Aileron announced positive interim findings from this part of the trial in June 2020. ALRN-6924 demonstrated a protective effect against severe chemotherapy-induced anemia and thrombocytopenia across all dose levels as compared to historical controls. In addition, patients treated with 0.3 mg/kg ALRN-6924 met the protocol-defined criteria for reduction of NCI CTC Grade 3/4 neutropenia to ≤50% in the first treatment cycle triggering the expansion cohort in up to eight patients.

In the schedule optimization part, ALRN-6924 is being administered at two dose levels (0.3 and 0.6 mg/kg) 6 hours before each dose of topotecan on days 1 through 5 of every 21-day treatment cycle. Aileron expects to enroll approximately 20 patients in this part of the study.
"We were highly encouraged by the strong chemoprotective effect of ALRN-6924 seen in the dose optimization part of this study as previously reported, as it reinforces our belief that ALRN-6924 can selectively induce cell cycle arrest to protect cancer patients from the toxic side effects of chemotherapy," said Vojo Vukovic, M.D., Ph.D., Chief Medical Officer of Aileron. "The schedule optimization part of the trial is intended to inform whether ALRN-6924 given six hours before topotecan can further enhance the protective effects we have observed when giving our drug 24 hours before topotecan."

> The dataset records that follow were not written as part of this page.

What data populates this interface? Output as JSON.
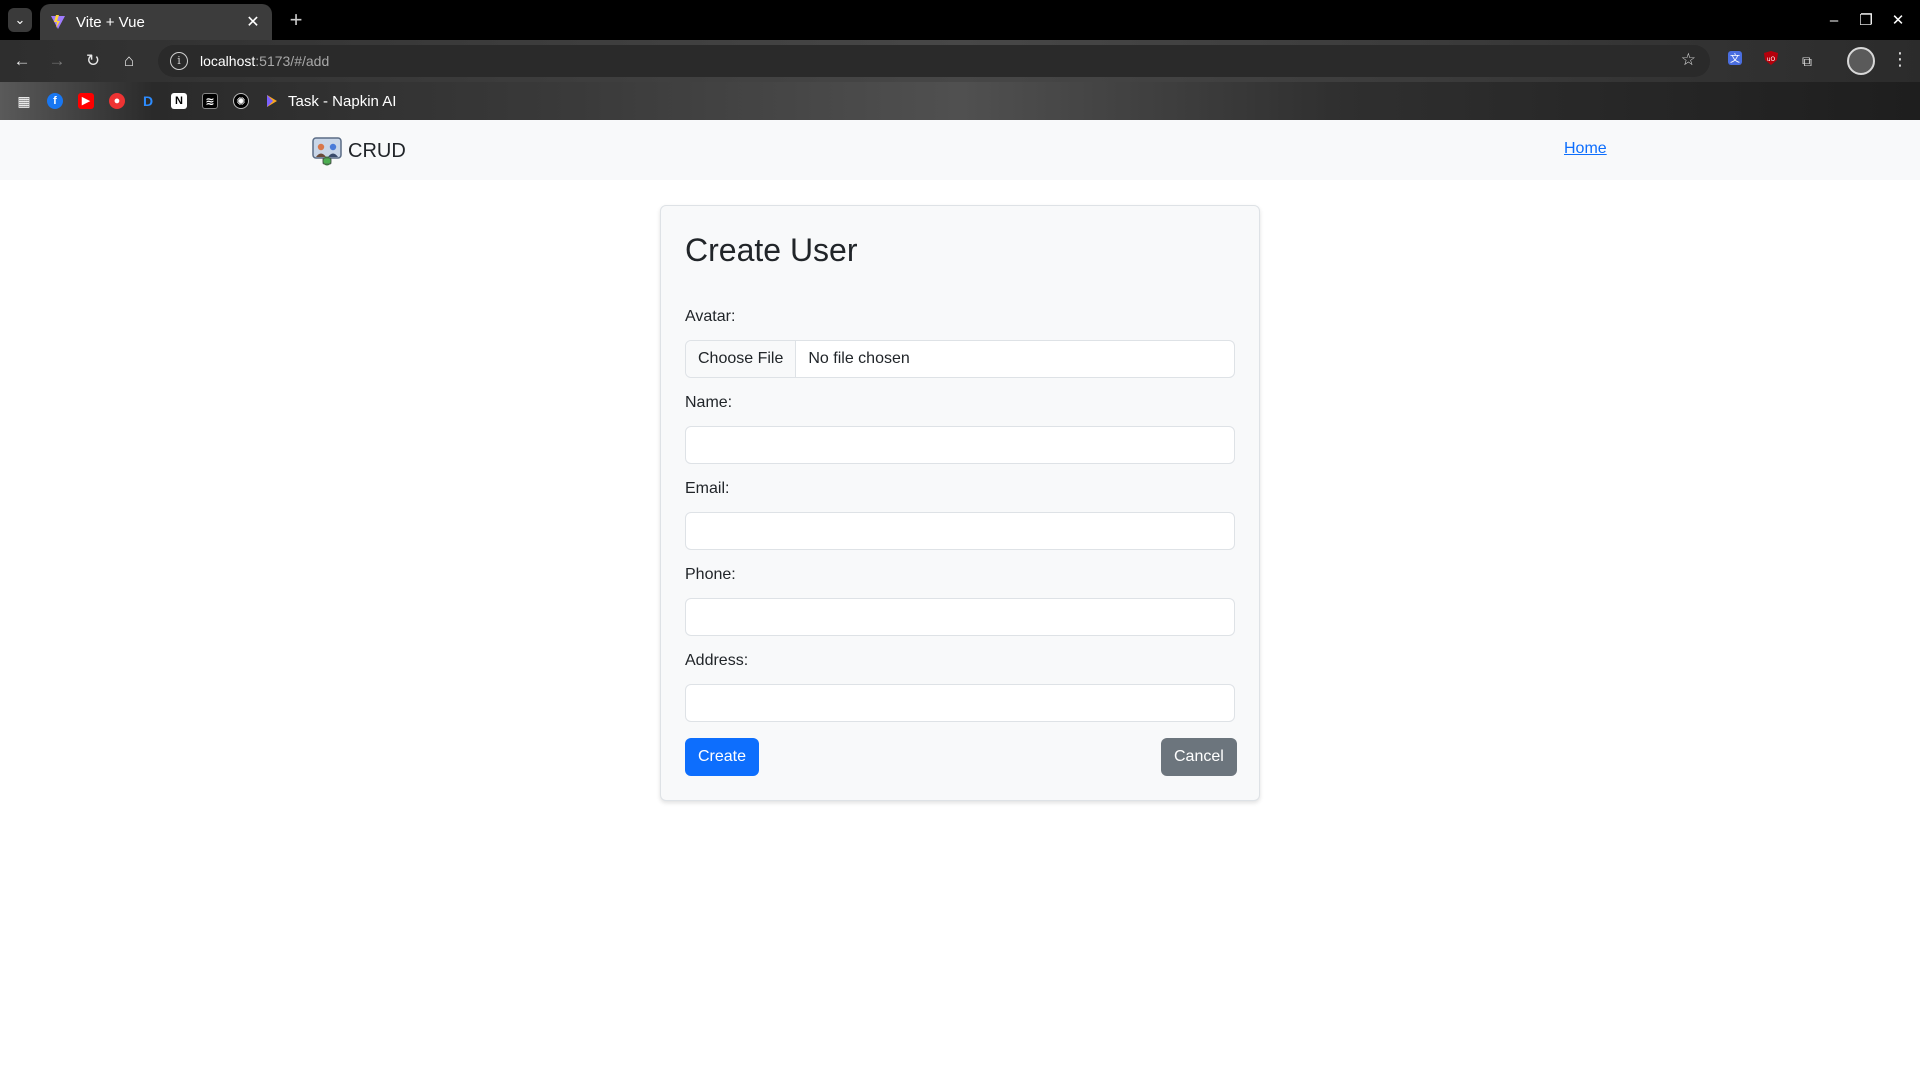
{
  "browser": {
    "tab_title": "Vite + Vue",
    "tab_close": "✕",
    "new_tab": "+",
    "url_host": "localhost",
    "url_path": ":5173/#/add",
    "window_controls": {
      "minimize": "–",
      "maximize": "❐",
      "close": "✕"
    },
    "bookmarks": [
      {
        "label": "Task - Napkin AI"
      }
    ]
  },
  "navbar": {
    "brand": "CRUD",
    "home_link": "Home"
  },
  "form": {
    "title": "Create User",
    "avatar_label": "Avatar:",
    "file_button": "Choose File",
    "file_status": "No file chosen",
    "name_label": "Name:",
    "name_value": "",
    "email_label": "Email:",
    "email_value": "",
    "phone_label": "Phone:",
    "phone_value": "",
    "address_label": "Address:",
    "address_value": "",
    "create_button": "Create",
    "cancel_button": "Cancel"
  },
  "colors": {
    "primary": "#0d6efd",
    "secondary": "#6c757d",
    "navbar_bg": "#f8f9fa",
    "card_bg": "#f8f9fa"
  }
}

Phase 1b/2 Trial – Next Steps

While enrollment in the 6-hour dosing schedule is underway, Aileron is continuing to enroll patients in the expansion cohort of its 0.3mg/kg dose level using the 24-hour schedule.

As previously reported, the company plans to report topline data from the schedule optimization and final data from the dose optimization parts of the trial in the fourth quarter of 2020. Aileron expects that these results will enable the company to determine a recommended ALRN-6924 dose and schedule for subsequent trials.

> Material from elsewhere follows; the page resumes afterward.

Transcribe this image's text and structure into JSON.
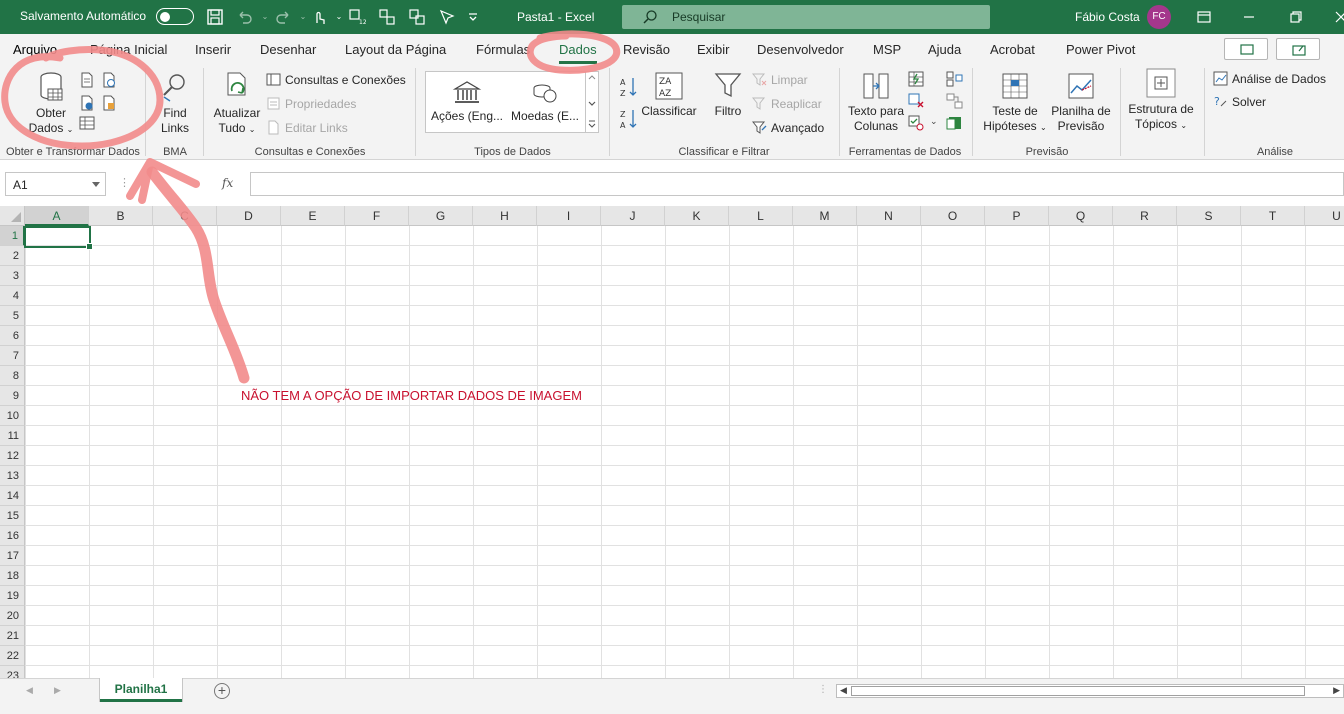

Aileron is carefully monitoring the effect of the coronavirus pandemic on its clinical trial sites and the healthcare system, which may impact the future timing of the trial and the company’s planned data announcements.

About ALRN-6924
ALRN-6924 is a first-in-class dual MDM2/MDMX inhibitor that is currently being evaluated in a Phase 1b/2 clinical trial as a chemoprotective agent to protect against chemotherapy-related toxicities.